A federal judge has granted a request by PSEG Long Island and LIPA to strike down a North Hempstead Town ordinance that would have forced the utilities to place warning signs on chemically treated utility poles.

In a 38-page ruling on Wednesday, U.S. District Judge Arthur D. Spatt said the ordinance “violates the First Amendment rights” of the utilities, and said they need not comply.
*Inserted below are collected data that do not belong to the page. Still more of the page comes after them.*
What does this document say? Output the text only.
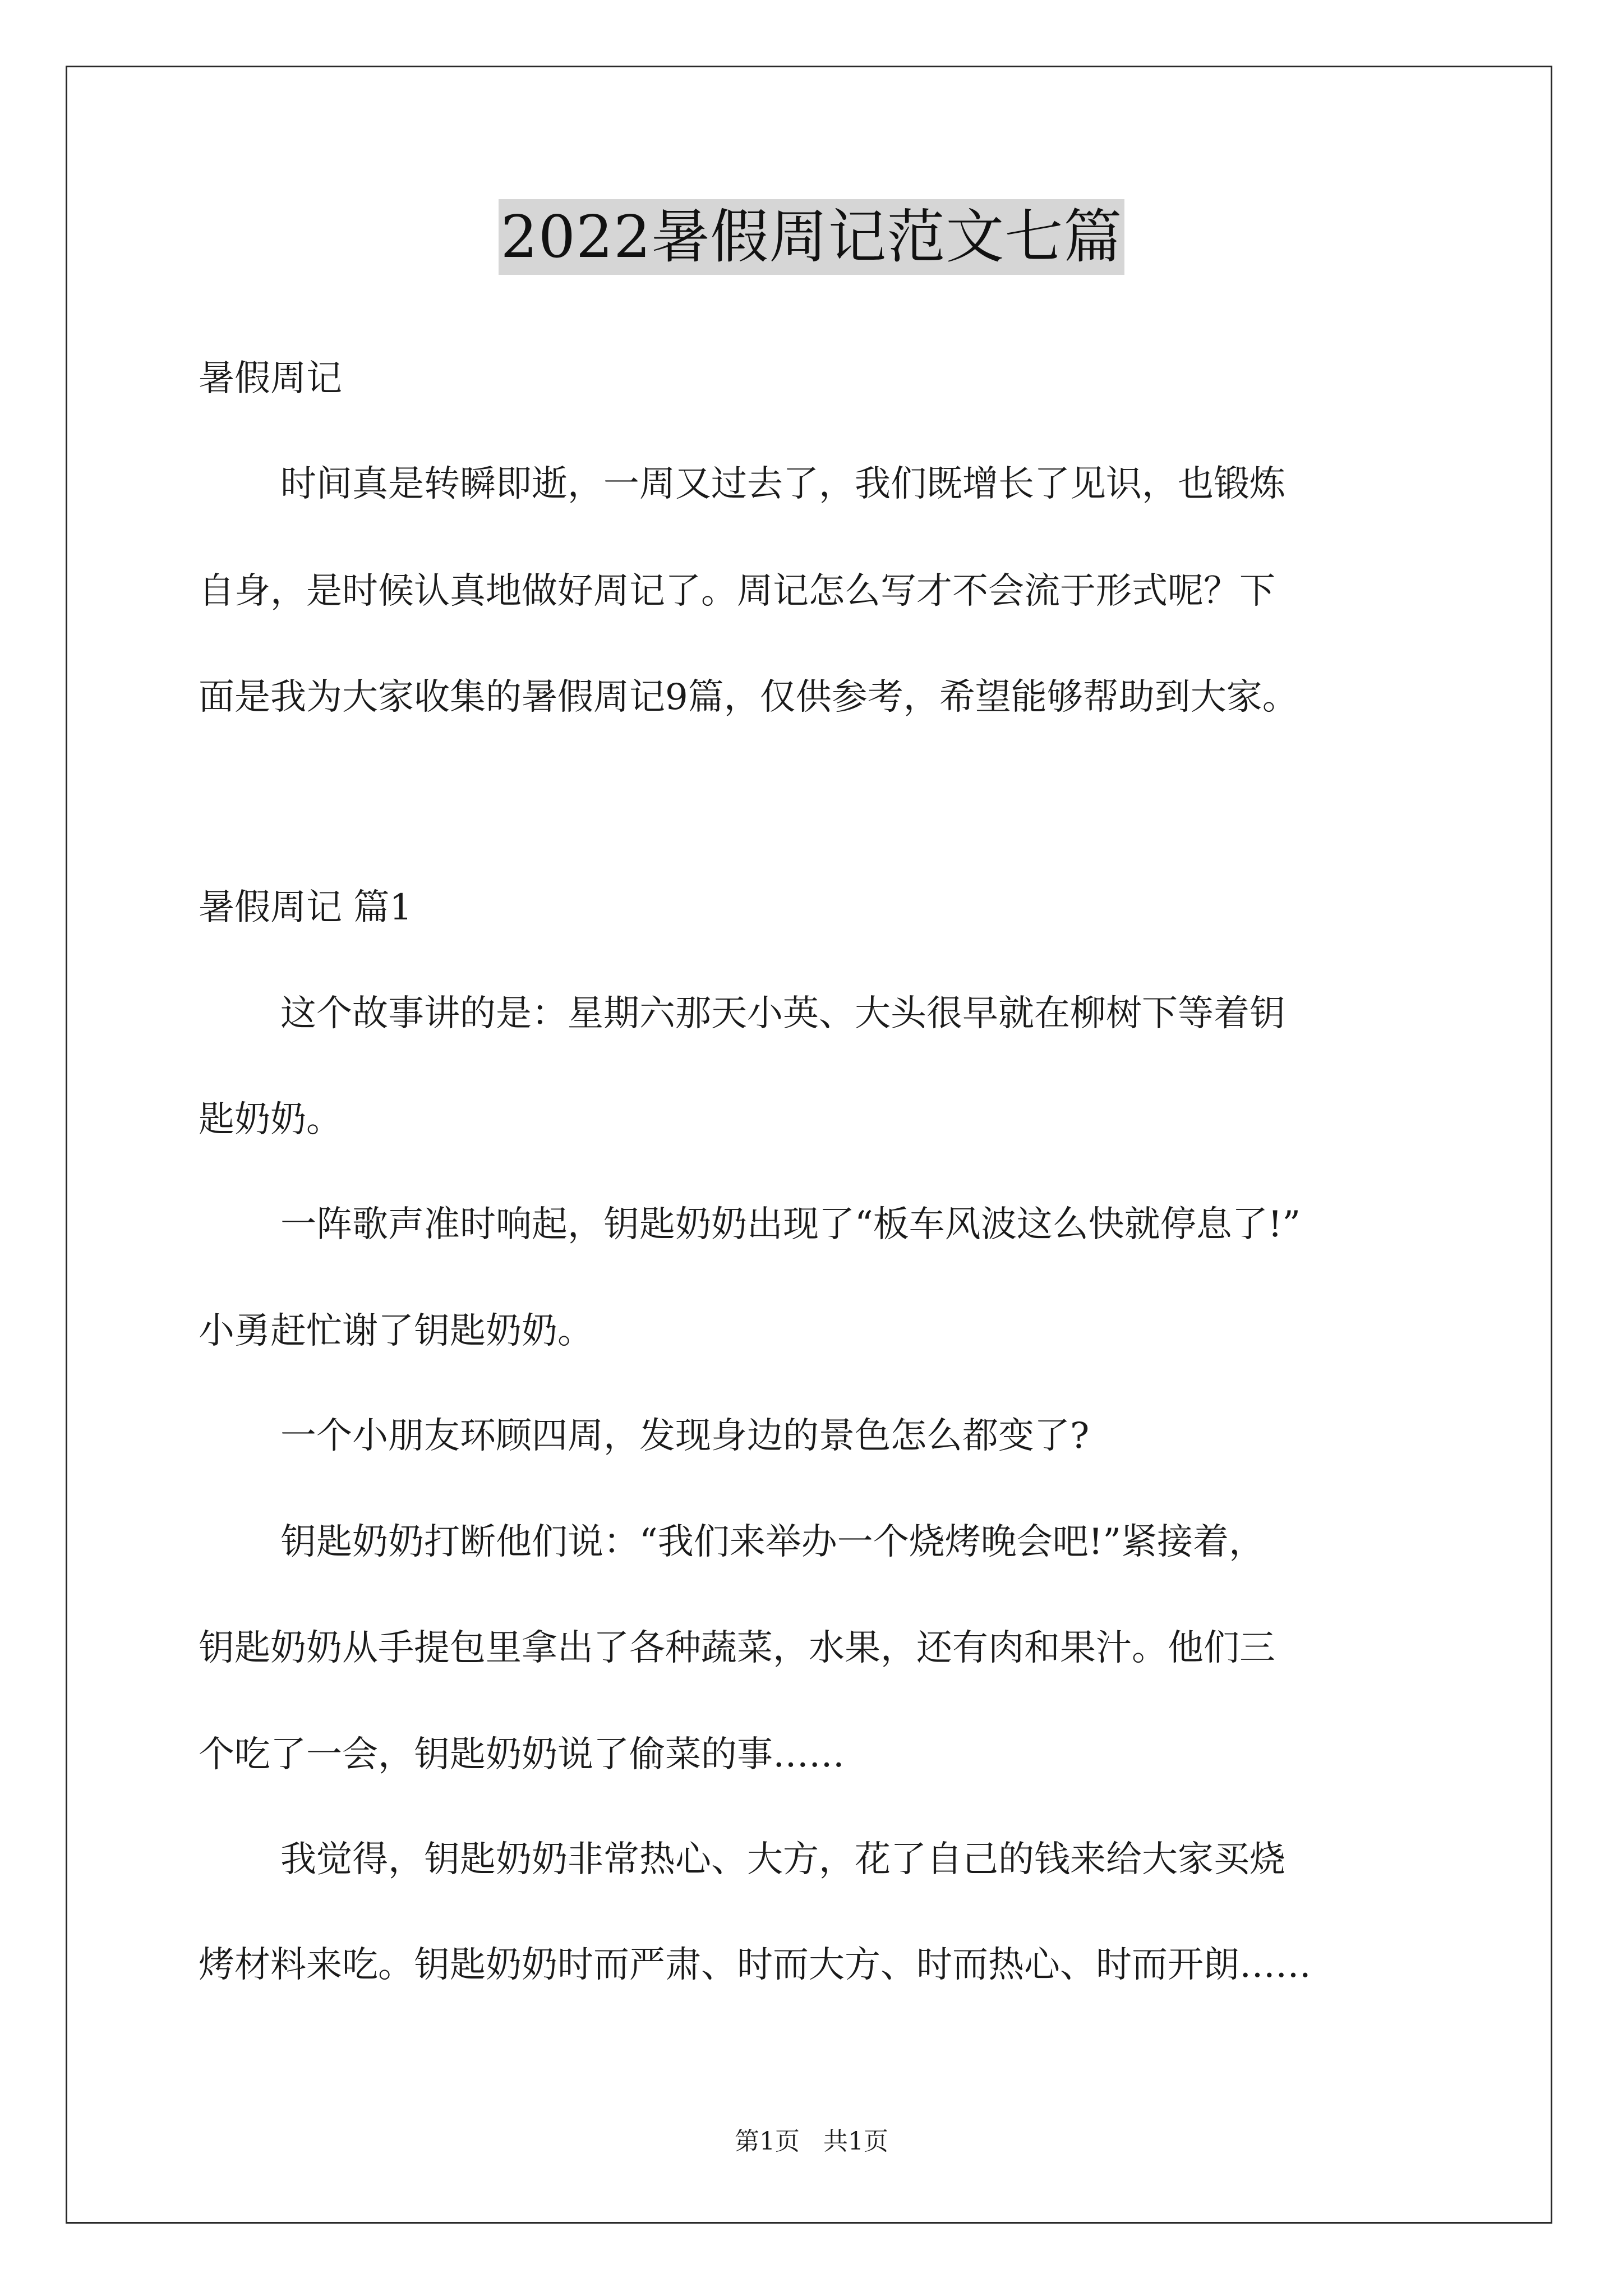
2022暑假周记范文七篇

暑假周记

时间真是转瞬即逝，一周又过去了，我们既增长了见识，也锻炼

自身，是时候认真地做好周记了。周记怎么写才不会流于形式呢？下

面是我为大家收集的暑假周记9篇，仅供参考，希望能够帮助到大家。

暑假周记 篇1

这个故事讲的是：星期六那天小英、大头很早就在柳树下等着钥

匙奶奶。

一阵歌声准时响起，钥匙奶奶出现了“板车风波这么快就停息了!”

小勇赶忙谢了钥匙奶奶。

一个小朋友环顾四周，发现身边的景色怎么都变了?

钥匙奶奶打断他们说：“我们来举办一个烧烤晚会吧!”紧接着，

钥匙奶奶从手提包里拿出了各种蔬菜，水果，还有肉和果汁。他们三

个吃了一会，钥匙奶奶说了偷菜的事……

我觉得，钥匙奶奶非常热心、大方，花了自己的钱来给大家买烧

烤材料来吃。钥匙奶奶时而严肃、时而大方、时而热心、时而开朗……

第1页   共1页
The law “constitutes an impermissible regulation of noncommercial speech, which violates the First Amendment rights of the plaintiffs, as a matter of law,” Spatt wrote.

North Hempstead passed the ordinance in September 2014, after PSEG finished a transmission line project that required installation of 213, 85-foot poles, including 23 on rights of way in the town.

Town spokeswoman Rebecca Cheng said, “We are disappointed that the court found that the town’s effort to protect residents by requiring warning signs on utility poles treated by Penta violated the First Amendment.”

She said local parents “should continue to make sure that their children are careful around the poles and everyone should wash their hands if they come in contact with them.”

The poles are treated with Pentachlorophenol, a wood preservative that the U.S. Environmental Protection Agency has listed as highly toxic to humans and a “probable” carcinogen.

The North Hempstead law required signs to be posted on every fourth pole in the town, warning residents about the chemical and advising them to avoid contact.

PSEG and LIPA filed suit in federal court seeking to invalidate the law, saying it interfered with their right to free speech. The 4.5-by-7-inch signs were never put up.

Spatt said North Hempstead could have used other means to warn residents of the hazards of touching the poles.

“Even if the court were to assume that the risk to town residents of exposure to chemically treated wood utility poles constitutes a ‘compelling government interest . . . there is little doubt that less restrictive means of addressing that concern are available, which do not implicate the First Amendment rights of the utility companies,” Spatt wrote.

Assemb. Fred Thiele (I-Sag Harbor) and Kenneth LaValle (R-Port Jefferson) introduced state legislation in 2014 to ban the preservative’s future use on poles and require labels on existing poles. The measure did not pass.

PSEG has since turned to another chemical, chromated copper arsenate, to treat smaller poles in residential neighborhoods. Penta is still used for larger transmission-line poles.

PSEG spokesman Jeff Weir said the company was “pleased by the ruling.”

Port Washington resident Chuck Idol, an outspoken critic of penta-treated poles, called Spatt’s ruling “wrong,” particularly for the “heavily leaching poles” near schools and hospitals. “It’s a risk issue,” Idol said.